Friday, May 16, 2003
One of last year's best films, Todd Haynes' "Far From Heaven," was a solemn evocation of the Douglas Sirk melodramas of the 1950s, done to match that movie era's artificial tone, color-saturated suburban look and conformist social mores. But its themes of homosexuality and interracial romance took us places Sirk could not.
Peyton Reed attempts a similar feat in the far sunnier "Down With Love," a highly stylized homage to the Rock Hudson-Doris Day romantic comedies that crackled with gender politics and sexual tension.
"Down With Love," which stars Ewan McGregor and Renee Zellweger, doesn't so much crackle as pop. It has enough double entendres to fill a D-cup, but it has a premise that would have burned a hole in the screen in 1962, when its story is set.
Zellweger's Barbara Novak, the author of a self-help best seller promoting female empowerment through casual sex, is a far randier proto-feminist than the chaste working women played by Doris Day. In her book, virtue is a vice and the best way to a man's heart is with a dagger.
Down With Love ***
The Rock Hudson/Doris Day vehicles of the late 1950s and early '60s get a "Far From Heaven"-style homage, with Ewan McGregor and Renee Zellweger taking over the leading roles. It's a treat watching director Petyon Reed both celebrate and break the taboos of the stylized comedies that "Down With Love" emulates.

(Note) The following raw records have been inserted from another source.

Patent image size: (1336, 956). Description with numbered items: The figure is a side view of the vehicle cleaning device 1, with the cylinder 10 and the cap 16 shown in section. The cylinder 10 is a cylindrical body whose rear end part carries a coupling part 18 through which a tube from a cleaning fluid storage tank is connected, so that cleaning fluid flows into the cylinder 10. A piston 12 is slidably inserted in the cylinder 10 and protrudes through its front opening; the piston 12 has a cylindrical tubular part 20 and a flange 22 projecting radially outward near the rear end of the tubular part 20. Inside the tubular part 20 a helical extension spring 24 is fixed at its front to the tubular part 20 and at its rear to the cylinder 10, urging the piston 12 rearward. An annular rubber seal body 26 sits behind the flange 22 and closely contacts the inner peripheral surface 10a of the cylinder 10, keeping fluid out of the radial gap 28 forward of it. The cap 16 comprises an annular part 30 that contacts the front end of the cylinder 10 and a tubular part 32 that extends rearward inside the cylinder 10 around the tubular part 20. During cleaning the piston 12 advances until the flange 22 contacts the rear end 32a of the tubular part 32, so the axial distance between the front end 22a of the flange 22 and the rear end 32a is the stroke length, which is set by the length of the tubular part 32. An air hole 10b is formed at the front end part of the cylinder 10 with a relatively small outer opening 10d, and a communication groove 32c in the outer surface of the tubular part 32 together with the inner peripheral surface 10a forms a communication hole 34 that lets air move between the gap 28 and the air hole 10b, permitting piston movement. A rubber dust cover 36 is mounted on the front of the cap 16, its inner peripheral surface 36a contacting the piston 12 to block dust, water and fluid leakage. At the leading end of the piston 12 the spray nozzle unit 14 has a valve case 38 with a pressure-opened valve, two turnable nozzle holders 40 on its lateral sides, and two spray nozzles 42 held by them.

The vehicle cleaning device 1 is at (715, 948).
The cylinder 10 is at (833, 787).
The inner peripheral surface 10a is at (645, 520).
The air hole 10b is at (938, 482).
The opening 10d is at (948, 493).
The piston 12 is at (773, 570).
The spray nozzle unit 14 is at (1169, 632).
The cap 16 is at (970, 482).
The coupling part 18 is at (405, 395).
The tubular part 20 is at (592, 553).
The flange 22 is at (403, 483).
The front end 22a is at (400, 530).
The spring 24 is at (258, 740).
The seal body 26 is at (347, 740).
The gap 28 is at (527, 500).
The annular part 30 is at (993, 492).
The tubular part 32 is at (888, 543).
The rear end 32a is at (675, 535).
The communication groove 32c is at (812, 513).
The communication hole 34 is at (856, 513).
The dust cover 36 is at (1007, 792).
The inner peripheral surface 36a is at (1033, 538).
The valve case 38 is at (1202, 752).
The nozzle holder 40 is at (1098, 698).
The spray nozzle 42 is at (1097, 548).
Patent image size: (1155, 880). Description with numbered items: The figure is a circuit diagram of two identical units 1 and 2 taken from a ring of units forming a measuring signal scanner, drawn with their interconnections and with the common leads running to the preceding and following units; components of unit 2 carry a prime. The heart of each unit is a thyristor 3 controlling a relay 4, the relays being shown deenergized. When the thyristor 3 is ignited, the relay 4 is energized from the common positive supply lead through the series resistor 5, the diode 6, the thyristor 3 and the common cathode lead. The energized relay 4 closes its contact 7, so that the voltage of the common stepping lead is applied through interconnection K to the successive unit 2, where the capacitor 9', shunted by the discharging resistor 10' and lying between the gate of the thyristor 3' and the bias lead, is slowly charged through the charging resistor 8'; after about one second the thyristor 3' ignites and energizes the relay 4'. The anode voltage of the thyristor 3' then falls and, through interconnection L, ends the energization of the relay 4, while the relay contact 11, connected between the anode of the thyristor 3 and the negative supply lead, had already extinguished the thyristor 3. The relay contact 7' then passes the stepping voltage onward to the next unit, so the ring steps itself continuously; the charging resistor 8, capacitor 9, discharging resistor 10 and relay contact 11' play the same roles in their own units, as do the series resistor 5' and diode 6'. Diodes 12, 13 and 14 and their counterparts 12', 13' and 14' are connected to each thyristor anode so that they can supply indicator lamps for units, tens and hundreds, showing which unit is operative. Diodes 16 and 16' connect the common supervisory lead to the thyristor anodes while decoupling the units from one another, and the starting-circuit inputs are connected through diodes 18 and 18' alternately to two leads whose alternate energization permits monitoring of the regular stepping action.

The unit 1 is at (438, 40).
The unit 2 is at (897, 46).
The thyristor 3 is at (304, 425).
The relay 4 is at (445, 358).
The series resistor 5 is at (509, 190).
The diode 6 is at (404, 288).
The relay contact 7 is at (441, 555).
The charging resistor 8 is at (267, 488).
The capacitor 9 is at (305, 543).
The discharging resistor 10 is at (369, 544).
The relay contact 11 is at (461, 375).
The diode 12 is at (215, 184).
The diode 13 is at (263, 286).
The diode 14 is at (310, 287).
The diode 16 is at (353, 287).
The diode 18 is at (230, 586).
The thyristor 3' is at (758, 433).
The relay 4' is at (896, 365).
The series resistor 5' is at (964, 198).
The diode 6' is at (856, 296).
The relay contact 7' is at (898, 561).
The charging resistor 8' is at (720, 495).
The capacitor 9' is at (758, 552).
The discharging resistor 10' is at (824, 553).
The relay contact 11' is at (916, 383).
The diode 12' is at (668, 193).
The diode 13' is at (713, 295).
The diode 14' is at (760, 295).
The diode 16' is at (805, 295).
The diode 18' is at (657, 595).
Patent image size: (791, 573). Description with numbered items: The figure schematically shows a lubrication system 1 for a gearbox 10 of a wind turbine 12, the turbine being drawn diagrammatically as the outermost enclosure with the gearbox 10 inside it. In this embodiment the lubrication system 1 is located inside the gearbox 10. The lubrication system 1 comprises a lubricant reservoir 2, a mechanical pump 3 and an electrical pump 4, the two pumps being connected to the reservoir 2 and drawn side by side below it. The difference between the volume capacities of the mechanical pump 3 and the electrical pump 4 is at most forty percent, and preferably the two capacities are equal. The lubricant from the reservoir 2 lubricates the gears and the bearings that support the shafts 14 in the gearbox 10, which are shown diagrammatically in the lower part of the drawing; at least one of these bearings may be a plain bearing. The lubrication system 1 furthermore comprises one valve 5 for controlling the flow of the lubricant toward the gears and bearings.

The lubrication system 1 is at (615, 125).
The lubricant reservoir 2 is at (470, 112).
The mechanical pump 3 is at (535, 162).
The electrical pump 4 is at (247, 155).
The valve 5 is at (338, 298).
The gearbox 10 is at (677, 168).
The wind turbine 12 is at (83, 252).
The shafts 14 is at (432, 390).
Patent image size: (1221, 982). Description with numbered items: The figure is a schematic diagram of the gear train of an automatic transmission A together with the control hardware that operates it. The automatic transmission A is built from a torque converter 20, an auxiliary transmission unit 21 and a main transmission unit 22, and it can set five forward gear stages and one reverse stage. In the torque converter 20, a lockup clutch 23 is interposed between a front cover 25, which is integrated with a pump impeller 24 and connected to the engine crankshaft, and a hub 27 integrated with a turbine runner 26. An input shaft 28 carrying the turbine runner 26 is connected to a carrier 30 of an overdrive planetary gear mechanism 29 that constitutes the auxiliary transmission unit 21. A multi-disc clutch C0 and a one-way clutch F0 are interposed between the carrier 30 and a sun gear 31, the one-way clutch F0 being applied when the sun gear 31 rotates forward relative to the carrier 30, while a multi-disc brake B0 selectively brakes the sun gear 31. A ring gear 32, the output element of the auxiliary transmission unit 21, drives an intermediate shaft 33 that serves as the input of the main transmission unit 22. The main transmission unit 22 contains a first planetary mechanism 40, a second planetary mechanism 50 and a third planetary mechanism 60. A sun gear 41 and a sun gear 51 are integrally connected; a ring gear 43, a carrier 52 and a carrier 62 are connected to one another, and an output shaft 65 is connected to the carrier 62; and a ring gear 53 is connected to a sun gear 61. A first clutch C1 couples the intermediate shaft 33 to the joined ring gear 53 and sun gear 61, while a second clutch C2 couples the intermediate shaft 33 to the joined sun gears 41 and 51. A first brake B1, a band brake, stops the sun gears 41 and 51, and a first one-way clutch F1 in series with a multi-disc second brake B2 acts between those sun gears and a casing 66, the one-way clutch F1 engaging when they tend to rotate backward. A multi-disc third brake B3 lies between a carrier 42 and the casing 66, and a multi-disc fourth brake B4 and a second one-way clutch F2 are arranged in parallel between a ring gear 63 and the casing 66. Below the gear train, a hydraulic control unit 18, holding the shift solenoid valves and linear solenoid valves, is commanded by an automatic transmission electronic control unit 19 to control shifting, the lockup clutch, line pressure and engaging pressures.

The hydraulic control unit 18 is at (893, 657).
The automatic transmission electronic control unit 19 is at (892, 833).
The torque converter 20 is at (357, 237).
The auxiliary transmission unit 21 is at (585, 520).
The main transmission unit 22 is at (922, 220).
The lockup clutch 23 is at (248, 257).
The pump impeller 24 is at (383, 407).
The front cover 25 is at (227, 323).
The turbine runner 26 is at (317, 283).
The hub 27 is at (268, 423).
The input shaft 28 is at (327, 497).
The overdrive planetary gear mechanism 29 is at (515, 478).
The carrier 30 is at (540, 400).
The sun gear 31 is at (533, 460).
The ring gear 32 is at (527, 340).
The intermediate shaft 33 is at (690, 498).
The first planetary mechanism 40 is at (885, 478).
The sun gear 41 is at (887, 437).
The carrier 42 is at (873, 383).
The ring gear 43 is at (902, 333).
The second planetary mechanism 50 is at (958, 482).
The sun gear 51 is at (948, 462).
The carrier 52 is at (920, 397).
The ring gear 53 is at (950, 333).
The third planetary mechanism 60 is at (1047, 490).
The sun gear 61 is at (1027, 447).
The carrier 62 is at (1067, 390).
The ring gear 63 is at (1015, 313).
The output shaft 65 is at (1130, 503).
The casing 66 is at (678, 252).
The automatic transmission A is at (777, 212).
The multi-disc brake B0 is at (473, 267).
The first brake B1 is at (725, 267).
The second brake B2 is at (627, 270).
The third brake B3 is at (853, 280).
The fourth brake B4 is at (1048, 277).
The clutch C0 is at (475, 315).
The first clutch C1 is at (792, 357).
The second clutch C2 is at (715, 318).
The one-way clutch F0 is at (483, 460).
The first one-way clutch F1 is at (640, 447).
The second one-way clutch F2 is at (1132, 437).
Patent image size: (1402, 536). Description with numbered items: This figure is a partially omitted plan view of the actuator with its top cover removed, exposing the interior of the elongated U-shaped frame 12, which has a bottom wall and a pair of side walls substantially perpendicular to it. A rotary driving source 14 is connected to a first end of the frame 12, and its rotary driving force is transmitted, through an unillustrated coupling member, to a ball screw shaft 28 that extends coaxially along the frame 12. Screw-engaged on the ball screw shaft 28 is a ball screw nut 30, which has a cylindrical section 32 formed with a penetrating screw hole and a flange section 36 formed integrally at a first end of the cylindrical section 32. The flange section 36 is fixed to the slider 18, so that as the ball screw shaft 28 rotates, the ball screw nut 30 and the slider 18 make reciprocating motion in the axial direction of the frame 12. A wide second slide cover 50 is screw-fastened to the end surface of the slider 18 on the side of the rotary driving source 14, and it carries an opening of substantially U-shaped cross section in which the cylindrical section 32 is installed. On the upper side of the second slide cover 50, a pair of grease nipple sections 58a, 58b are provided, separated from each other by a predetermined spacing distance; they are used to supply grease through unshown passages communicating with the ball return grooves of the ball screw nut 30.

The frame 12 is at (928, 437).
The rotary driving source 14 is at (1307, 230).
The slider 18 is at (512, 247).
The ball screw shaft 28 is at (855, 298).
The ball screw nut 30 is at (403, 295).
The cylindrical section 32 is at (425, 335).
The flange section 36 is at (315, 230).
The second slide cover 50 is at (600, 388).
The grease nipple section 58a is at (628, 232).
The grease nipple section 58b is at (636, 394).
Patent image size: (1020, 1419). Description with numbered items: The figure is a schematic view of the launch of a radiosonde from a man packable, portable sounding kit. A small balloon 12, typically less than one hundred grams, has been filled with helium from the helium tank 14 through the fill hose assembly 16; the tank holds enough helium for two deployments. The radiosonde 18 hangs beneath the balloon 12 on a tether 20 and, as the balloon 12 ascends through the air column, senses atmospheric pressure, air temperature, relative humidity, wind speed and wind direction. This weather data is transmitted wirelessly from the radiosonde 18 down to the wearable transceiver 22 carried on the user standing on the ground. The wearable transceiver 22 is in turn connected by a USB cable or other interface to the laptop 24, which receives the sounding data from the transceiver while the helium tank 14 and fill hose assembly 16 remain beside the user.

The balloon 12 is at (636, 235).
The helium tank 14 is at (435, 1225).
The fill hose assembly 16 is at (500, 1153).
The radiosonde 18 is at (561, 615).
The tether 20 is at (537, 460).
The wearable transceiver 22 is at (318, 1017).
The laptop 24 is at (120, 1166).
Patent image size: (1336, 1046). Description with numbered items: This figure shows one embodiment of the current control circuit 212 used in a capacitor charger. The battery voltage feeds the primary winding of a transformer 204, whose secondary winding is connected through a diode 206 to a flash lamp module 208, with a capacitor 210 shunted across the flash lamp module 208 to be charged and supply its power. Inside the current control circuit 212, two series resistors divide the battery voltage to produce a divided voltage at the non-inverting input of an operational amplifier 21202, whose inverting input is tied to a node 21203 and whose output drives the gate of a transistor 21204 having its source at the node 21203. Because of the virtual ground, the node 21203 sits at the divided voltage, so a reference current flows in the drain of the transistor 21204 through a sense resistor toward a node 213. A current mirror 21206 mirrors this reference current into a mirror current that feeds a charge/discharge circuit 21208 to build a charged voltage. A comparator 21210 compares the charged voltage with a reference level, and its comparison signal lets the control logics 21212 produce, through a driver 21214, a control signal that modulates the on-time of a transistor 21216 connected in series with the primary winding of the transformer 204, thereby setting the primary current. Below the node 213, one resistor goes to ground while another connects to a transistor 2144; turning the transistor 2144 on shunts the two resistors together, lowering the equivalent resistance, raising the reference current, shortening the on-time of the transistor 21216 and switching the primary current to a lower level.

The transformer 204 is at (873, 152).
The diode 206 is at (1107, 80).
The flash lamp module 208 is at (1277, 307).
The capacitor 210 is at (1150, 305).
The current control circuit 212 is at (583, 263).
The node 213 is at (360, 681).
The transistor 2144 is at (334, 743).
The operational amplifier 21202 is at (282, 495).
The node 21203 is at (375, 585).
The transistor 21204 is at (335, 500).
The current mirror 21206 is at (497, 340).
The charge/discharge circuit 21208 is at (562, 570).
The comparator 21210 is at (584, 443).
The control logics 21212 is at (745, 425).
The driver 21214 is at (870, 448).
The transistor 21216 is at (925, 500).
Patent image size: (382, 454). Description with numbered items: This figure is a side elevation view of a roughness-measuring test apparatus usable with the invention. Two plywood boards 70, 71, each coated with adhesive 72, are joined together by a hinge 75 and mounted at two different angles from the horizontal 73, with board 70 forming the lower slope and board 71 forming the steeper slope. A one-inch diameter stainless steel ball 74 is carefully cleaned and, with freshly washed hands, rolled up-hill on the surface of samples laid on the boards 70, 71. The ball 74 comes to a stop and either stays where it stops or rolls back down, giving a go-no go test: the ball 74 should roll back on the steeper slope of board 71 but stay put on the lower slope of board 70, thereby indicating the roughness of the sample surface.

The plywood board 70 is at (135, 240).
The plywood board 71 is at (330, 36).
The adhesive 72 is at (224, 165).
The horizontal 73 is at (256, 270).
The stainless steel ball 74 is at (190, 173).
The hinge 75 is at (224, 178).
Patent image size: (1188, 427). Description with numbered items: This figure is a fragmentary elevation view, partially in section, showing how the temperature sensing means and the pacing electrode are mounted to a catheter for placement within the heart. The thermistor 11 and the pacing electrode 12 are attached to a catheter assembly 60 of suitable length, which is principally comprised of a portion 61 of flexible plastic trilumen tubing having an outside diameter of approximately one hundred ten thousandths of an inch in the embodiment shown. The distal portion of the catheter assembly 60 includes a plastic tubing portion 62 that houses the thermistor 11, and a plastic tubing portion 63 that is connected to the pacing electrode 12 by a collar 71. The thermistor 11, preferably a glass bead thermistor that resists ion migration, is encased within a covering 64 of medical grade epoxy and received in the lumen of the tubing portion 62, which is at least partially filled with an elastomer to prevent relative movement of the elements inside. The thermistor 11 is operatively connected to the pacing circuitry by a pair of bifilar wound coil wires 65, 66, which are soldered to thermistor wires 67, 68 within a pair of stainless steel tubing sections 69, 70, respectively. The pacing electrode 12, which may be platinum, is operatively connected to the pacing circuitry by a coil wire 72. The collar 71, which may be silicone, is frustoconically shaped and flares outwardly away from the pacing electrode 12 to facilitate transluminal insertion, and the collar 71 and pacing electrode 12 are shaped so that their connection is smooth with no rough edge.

Her craven disregard for male vanity puts her at odds with the board of directors of her publishing company, whose members refuse to promote her book until their wives start cutting them off. And she's seen as a challenge by lady-killer journalist Catcher Block (McGregor), who tries to make her fall in love with him by withholding sex from her.
The attraction of the first half of the film is its imitative style -- the pretty-in-pink sets and costumes, the actors' exaggerated facial and body language, the use of split screen, rear projection and swipe images, the hand-painted skyline with its condensed Manhattan landmarks.
Just when all this eyewash begins to irritate, the story takes a turn that hurls "Down With Love" into a third act that is pure enchantment. Everything that follows is silly, overdone ... and a delight.
Hollywood seems to have found its new Cary Grant in McGregor, who scored as an idealized heartthrob in "Moulin Rouge" and backs that with a pitch-perfect rendition of a vapid playboy rating a comeuppance.
Zellweger won't remind anyone of Doris Day. She has neither Day's beauty nor her voice, though she does her Trixie Hart best in an end-credit duet with McGregor. However, she has a coquettish quality (when was that last considered a good thing?) that plays well with the devious Barbara Novak.
Reed maintains in the press notes that his film doesn't show or say anything "that wouldn't have worked in an early-sixties romantic comedy." I beg to differ. The split-screen sex that Catcher and Barbara unknowingly mime in one hilariously vulgar sequence would have armed the Catholic Legion of Decency.
The obligatory male and female sidekicks are played well by David Hyde Pierce, doing his best Tony Randall impression as lovelorn magazine owner Peter MacMannus, and Sarah Paulson, as Barbara's frustrated editor. Making you laugh by his presence alone is Randall, a fixture in the Hudson-Day movies, in a cameo as the ogre who runs Barbara's publishing company.
In the spirit of the film's buoyant campiness, may I say, up with "Down With Love"?